Now and again he lifted his head and glanced
toward the doorway through which the strange apparition had
disappeared, half expecting to see once more the white extended hand,
half believing that he had been the victim of a delusion, a fantasy
born of the mysterious veil with which the whole palace seemed
shrouded. Then he glanced at the ring which sparkled on his own
finger, and he knew that it was no delusion, but that a corner of the
veil lay perhaps within his grasp.


CHAPTER XIII
THE ROAD CLEAR

The English colony heard of the Rajah's project with mingled feelings
of amusement and anxiety. As Colonel Carmichael expressed it, it would
have been safer to have stirred up a hornet's nest than to attempt any
vital reform in the native quarters; and he was firmly convinced that
the inhabitants of the Bazaar would cling to their dirt and squalor
with the same tenacity with which they clung to their religion.
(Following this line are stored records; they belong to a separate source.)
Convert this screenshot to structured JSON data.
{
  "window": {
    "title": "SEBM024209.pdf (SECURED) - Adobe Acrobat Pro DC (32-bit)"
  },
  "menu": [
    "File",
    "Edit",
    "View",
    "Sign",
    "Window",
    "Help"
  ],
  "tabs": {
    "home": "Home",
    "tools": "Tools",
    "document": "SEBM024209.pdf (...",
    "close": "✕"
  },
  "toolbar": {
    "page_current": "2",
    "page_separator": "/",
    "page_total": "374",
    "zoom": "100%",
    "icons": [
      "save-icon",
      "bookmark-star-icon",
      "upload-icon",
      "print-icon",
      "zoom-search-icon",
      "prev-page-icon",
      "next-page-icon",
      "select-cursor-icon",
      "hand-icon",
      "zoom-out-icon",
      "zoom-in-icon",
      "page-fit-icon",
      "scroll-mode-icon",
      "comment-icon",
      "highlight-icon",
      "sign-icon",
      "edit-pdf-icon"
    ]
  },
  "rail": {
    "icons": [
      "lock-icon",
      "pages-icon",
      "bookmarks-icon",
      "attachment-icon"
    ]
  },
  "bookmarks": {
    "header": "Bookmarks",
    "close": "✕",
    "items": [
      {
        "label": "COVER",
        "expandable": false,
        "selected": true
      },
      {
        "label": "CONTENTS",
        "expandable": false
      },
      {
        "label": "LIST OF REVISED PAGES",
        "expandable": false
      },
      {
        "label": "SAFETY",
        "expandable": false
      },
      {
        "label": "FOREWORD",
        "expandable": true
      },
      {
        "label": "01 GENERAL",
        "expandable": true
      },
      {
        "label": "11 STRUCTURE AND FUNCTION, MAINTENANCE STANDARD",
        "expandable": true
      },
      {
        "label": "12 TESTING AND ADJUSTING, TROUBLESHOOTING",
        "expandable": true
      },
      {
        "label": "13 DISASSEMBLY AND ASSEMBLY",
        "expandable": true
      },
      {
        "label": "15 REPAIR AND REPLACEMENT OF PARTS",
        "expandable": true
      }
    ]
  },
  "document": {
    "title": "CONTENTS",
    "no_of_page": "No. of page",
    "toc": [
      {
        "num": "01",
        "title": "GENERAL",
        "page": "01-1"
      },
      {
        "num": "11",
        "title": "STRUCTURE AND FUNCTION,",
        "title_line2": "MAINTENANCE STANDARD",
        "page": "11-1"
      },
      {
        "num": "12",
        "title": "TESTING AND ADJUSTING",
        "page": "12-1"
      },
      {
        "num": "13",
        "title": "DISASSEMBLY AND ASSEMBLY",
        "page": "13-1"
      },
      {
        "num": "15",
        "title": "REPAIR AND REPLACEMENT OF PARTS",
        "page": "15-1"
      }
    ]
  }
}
When
the first batch of native workers, under the direction of a European
overseer, set out on the task of constructing new and sanitary
quarters half a mile outside Marut, he announced that it was no more
than the calm before the storm, and kept a weather eye open for
trouble. But, in spite of these gloomy prognostications, the work
proceeded calmly and steadily on its way. The new dwellings were well
constructed, broad, clean thoroughfares taking the place of the
narrow, dirty passages which had run like an unwholesome labyrinth
through the old Bazaar.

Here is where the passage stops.